« Sur Internet, il existe une solidarité émotionnelle »
Corinne Soulas a perdu sa fille dans le crash du vol Air France 447 qui reliait Rio à Paris, le 1er juin 2009. Aujourd’hui encore, cette mère endeuillée actualise la page Facebook de Caroline et fait vivre son souvenir sur les réseaux sociaux.
Comment faites-vous vivre la mémoire de votre fille Caroline sur Internet ?
Cela va faire sept ans que l’accident a eu lieu et j’entretiens toujours la page Facebook de ma fille pour les dates clés principalement. Pendant les moments d’émotion intense qui m’envahissent, j’ai besoin de publier. Comme le 3 avril, jour de l’anniversaire de Caroline, où je publie des photos. Cela me fait plaisir de partager et de raviver son souvenir et cela me permet de constater que beaucoup de gens se souviennent. Ils viennent écrire un petit mot gentil, laissent une annotation ou font simplement une visite. Sept ans ont passé et cela fait énormément de bien de voir que la personne disparue est toujours présente dans leur esprit.
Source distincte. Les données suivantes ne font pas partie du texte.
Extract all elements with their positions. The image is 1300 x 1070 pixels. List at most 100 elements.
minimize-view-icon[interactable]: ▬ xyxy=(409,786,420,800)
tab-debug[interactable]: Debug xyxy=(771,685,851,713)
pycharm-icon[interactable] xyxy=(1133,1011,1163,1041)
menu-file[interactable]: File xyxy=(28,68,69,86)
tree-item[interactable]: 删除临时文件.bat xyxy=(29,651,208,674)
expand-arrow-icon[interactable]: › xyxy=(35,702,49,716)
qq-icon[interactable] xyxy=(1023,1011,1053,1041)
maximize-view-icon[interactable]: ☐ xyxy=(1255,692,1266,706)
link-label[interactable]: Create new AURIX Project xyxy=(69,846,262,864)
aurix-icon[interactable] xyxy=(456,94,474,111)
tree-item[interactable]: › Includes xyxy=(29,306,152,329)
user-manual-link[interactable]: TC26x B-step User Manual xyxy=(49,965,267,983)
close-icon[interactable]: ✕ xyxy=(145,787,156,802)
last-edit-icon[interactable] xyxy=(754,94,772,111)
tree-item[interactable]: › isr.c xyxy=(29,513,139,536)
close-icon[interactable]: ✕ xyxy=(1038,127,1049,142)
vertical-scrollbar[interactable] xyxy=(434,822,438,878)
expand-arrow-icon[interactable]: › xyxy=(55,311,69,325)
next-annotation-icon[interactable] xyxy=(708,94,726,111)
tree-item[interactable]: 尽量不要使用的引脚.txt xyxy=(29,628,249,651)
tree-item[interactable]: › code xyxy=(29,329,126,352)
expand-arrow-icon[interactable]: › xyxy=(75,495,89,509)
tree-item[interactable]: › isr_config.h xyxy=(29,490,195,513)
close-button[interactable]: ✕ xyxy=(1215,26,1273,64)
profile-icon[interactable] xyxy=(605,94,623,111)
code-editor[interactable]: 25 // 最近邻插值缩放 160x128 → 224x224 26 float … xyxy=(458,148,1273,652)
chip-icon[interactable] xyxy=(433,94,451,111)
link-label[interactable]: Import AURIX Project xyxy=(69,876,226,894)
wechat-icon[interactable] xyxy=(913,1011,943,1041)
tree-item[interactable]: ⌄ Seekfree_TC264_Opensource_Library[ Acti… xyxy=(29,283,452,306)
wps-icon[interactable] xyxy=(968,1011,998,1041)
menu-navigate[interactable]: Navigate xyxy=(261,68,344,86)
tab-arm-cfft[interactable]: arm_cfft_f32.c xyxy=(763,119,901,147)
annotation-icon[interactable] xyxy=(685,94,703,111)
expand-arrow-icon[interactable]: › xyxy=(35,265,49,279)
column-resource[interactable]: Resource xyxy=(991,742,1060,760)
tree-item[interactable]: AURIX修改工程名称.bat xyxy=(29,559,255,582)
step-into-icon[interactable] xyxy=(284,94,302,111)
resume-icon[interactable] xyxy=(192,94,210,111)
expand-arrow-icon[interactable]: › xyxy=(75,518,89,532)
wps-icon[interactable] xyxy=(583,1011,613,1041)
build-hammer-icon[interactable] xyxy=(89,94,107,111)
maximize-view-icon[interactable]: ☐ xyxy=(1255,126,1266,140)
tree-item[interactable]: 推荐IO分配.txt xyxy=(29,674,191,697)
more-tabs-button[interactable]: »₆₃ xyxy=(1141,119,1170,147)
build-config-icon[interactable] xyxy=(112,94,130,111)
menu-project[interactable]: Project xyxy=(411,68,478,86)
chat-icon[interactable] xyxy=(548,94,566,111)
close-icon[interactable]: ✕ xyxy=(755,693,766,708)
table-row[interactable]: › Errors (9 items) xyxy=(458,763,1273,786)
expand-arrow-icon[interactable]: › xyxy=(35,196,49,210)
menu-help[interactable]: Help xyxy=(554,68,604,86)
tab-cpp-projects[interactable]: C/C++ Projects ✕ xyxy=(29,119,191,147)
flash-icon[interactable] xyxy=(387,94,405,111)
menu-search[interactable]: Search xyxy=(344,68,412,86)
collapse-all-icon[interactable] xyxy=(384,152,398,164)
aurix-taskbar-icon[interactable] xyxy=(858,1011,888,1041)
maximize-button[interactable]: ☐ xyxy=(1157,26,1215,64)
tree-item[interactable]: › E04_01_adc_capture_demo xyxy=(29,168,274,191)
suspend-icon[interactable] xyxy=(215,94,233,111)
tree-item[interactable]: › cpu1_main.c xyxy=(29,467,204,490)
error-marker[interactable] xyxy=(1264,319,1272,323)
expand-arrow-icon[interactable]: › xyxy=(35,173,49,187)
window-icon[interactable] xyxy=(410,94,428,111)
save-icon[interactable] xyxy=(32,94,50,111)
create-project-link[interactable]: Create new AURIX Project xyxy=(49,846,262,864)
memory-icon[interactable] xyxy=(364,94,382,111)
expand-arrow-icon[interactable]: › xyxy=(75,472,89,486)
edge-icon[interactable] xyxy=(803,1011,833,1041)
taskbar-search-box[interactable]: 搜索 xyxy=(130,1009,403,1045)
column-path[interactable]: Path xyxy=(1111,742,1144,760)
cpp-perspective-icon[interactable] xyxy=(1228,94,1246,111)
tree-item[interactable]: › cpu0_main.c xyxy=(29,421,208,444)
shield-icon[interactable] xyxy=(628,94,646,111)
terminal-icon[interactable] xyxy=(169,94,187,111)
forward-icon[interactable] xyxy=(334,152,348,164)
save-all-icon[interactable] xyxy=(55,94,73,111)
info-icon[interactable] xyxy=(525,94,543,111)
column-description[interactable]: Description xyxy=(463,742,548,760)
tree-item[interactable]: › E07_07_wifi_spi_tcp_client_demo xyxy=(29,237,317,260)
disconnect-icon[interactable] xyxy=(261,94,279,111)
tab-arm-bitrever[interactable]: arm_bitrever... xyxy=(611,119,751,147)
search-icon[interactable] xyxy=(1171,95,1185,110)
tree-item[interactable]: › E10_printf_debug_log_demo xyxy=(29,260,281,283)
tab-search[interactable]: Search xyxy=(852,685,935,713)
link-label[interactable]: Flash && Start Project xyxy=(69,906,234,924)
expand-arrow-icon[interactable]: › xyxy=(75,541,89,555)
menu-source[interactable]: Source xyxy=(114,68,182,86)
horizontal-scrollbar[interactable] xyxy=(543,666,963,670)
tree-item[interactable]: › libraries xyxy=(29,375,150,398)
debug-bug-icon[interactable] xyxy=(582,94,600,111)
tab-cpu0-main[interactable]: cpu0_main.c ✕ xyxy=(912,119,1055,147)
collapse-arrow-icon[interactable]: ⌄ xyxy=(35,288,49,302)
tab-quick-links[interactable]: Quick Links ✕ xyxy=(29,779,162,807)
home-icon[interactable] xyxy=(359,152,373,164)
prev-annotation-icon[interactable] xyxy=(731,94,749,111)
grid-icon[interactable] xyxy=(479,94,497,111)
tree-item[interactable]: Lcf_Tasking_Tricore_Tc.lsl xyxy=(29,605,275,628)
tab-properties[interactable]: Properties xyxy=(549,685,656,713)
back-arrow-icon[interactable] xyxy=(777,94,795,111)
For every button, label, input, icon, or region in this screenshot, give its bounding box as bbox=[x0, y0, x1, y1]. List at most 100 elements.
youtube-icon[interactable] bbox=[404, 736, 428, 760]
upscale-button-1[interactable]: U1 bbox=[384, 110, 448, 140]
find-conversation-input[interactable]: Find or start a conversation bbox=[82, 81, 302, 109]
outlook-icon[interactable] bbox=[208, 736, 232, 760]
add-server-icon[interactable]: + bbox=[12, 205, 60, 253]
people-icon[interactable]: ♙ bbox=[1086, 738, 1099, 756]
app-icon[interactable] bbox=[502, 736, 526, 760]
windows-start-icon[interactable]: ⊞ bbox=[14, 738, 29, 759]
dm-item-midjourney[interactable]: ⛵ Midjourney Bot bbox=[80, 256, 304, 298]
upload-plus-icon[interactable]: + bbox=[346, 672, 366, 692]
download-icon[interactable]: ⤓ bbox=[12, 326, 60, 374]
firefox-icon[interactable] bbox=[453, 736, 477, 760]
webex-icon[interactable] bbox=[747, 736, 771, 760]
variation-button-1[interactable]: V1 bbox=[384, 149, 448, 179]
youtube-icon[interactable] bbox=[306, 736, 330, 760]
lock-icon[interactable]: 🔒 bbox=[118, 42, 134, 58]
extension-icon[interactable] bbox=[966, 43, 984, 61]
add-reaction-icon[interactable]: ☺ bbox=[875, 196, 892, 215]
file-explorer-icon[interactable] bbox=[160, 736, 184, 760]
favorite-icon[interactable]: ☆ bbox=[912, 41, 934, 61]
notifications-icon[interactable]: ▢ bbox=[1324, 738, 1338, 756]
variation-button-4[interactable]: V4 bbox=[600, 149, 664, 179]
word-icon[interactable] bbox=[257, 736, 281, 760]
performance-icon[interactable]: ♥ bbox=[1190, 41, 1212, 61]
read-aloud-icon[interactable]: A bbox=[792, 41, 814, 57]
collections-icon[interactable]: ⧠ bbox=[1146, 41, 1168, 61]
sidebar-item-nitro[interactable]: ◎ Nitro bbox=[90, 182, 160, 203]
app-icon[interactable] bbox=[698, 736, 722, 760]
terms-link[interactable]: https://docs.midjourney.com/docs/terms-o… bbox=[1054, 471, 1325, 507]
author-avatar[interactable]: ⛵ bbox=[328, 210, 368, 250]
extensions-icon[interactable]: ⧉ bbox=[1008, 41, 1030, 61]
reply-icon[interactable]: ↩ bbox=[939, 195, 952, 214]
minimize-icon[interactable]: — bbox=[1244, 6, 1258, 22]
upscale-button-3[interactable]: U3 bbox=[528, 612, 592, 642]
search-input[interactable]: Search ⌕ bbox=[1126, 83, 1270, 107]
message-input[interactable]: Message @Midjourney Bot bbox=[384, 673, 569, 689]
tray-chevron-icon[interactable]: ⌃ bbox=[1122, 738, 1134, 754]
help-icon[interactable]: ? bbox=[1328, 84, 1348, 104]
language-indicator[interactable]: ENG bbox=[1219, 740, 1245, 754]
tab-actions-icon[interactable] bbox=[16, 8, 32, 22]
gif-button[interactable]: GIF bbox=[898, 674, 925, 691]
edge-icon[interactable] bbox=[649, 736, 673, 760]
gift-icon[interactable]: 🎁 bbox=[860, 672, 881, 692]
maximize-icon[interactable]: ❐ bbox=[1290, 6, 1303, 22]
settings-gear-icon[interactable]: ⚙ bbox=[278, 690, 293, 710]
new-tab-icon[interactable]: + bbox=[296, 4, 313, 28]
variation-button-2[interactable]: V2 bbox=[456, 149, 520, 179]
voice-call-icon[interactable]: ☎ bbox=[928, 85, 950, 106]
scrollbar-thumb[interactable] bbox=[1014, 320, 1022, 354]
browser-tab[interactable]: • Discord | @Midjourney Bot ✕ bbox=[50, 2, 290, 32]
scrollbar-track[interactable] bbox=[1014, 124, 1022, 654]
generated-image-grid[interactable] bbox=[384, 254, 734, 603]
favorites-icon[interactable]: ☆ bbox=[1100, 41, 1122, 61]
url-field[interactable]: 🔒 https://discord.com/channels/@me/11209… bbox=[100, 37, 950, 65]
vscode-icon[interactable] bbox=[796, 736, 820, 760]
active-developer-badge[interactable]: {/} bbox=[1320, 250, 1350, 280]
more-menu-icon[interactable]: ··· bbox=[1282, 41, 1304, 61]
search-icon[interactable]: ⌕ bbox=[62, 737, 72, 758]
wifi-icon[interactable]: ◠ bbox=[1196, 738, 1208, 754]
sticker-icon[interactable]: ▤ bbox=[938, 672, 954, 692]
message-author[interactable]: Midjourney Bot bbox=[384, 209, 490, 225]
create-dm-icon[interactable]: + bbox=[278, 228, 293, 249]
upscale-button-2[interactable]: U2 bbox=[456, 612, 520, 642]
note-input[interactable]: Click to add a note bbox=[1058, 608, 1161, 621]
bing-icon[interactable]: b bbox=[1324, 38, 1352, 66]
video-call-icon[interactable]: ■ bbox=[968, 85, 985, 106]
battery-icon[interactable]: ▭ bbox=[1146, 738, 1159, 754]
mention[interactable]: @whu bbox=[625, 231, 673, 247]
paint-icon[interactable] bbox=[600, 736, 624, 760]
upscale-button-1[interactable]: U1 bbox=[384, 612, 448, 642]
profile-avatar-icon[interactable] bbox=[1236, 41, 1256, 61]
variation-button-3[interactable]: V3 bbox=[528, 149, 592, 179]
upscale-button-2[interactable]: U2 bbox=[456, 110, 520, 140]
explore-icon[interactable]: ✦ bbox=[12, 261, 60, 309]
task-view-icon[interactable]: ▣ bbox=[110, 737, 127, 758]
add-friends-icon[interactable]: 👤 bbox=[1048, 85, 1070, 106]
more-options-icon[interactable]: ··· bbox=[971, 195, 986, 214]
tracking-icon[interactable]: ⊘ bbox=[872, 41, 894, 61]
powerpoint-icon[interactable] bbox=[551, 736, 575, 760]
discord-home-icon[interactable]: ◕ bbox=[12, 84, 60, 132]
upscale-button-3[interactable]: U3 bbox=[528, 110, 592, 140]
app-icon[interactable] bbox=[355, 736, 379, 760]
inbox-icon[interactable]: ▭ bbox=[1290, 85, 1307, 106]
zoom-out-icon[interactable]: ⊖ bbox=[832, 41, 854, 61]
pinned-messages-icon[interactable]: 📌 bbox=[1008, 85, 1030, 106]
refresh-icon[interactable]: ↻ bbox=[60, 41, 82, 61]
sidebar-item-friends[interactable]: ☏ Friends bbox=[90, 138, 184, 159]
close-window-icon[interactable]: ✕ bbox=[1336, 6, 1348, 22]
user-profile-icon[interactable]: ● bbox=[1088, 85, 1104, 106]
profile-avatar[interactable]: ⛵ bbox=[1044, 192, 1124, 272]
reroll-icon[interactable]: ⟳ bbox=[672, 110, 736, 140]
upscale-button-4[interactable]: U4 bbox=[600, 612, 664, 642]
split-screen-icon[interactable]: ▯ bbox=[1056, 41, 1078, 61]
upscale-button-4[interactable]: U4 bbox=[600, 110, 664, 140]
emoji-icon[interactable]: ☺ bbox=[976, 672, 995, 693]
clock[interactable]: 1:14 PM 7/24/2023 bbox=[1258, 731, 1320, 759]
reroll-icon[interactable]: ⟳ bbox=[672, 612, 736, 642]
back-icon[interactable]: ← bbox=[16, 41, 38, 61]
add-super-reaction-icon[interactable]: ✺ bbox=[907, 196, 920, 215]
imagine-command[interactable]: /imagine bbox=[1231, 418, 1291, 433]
C’est pour moi une forme d’accompagnement, une sorte de thérapie.
La position de l’avion n’a pas été identifiée tout de suite. Pendant deux ans, nous avons été dans l’interrogation et le flou le plus total ; nous ne savions pas où était cet avion, si ma fille et Sébastien, son mari, allaient être retrouvés. Ces deux années d’attente nous ont fait souffrir davantage encore. Le recours à Internet, à ce moment-là, a été une façon pour moi de faire vivre le souvenir de ma fille, mais il m’a aussi permis de me décharger de toutes les émotions qui étaient en moi. Et si j’en parle, encore aujourd’hui, c’est toujours guidée par ce besoin de dire qu’ils ont été, qu’il ne faut pas oublier. Cet accident brutal a rendu ma douleur indélébile. La perte d’un enfant ne s’accepte pas. Ma fille avait 24 ans, elle voulait des enfants. Elle n’en aura jamais. Il y a tout un processus lié à l’avenir qui n’existe plus et c’est d’autant plus difficile à accepter.
Pour moi l’outil Internet est formidable, car il permet de continuer à la faire vivre, et d’éviter que les amis et les connaissances ne l’oublient. Outre l’entourage, il y a des gens que je ne connais absolument pas qui se greffent à ma douleur à travers Internet, et apportent leur soutien. Parce qu’ils traversent une période difficile, ils souhaitent échanger. Finalement, le monde n’est pas si égoïste. Il existe une solidarité émotionnelle. et une ouverture vers l’amitié. Il m’est arrivé de rencontrer des personnes qui sont devenues des amies. La perte d’un mari pour l’une d’entre elles lors d’un accident d’ULM, nous a permis d’échanger, de nous rencontrer, de nous comprendre, de nous soutenir. Internet peut ouvrir des voies amicales solides grâce à la compréhension mutuelle : la douleur est partagée au travers du même ressenti.
Internet pour moi reste bénéfique car communiquer est un besoin. C’est une sorte de thérapie qui ouvre la voie aux souvenirs, aux échanges, que je n’impose à personne, mais qui me permet de me décharger et qui laisse toute liberté au dialogue. Une évasion nécessaire pour voyager dans le temps, accepter l’inacceptable et essayer de s’ouvrir vers d’autres horizons.